End of an Era (and an Engine)
But alas, the iron horse rambles eventually ended and the only four surviving T-1 engines were taken out of operation. Built in 1945, Reading’s Steam Locomotive 2100 is one of those survivors – and its story is the topic of the video.
The video narration kicks off with a sad and lonely narrative tone and music to match the sad and lonely fate of the once formidable 2100. The engine sits idle, with its bleak interior, grungy exterior and the wind howling through the open chambers that once used to be its windows.
My narration voiceover then helps take viewers on the long, winding journey the 2100 endured over the past decade or so, eventually ending up transported to Tacoma, Washington. There it again sat idle for several years until a restoration project team in Illinois was looking into a different engine to refurbish to its former glory.
The ASR stepped in with a pitch for the good ole 2100. The Illinois people bit, and the engine was soon on its way to Ohio for a total revamp to get it ready for its new destination. But the story doesn’t quite end there.
New Life for 2100
The ASR is in charge of restoring the 2100, a task estimated to take $700,000 – which is the overall point of the video. Telling the story of the engine, touching on the history and impact of steam locomotives in America, and highlighting people’s fascination with these sensuous machines all work together to stir up emotions and nostalgia.

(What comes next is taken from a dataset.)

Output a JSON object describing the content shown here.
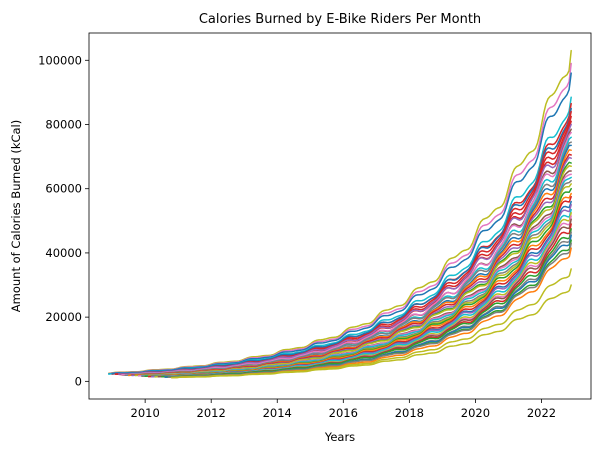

I was asked to match my narrative tone and style with the compelling story, mood music and striking visuals that included footage from Hugh Fuller and axle17921, all of which was brilliantly produced by Lynchpin Creative.
One of the perks of my work as a female voice-over talent is learning new things on a regular basis. In this case, I learned about the background and arduous restoration process of an important piece of American history.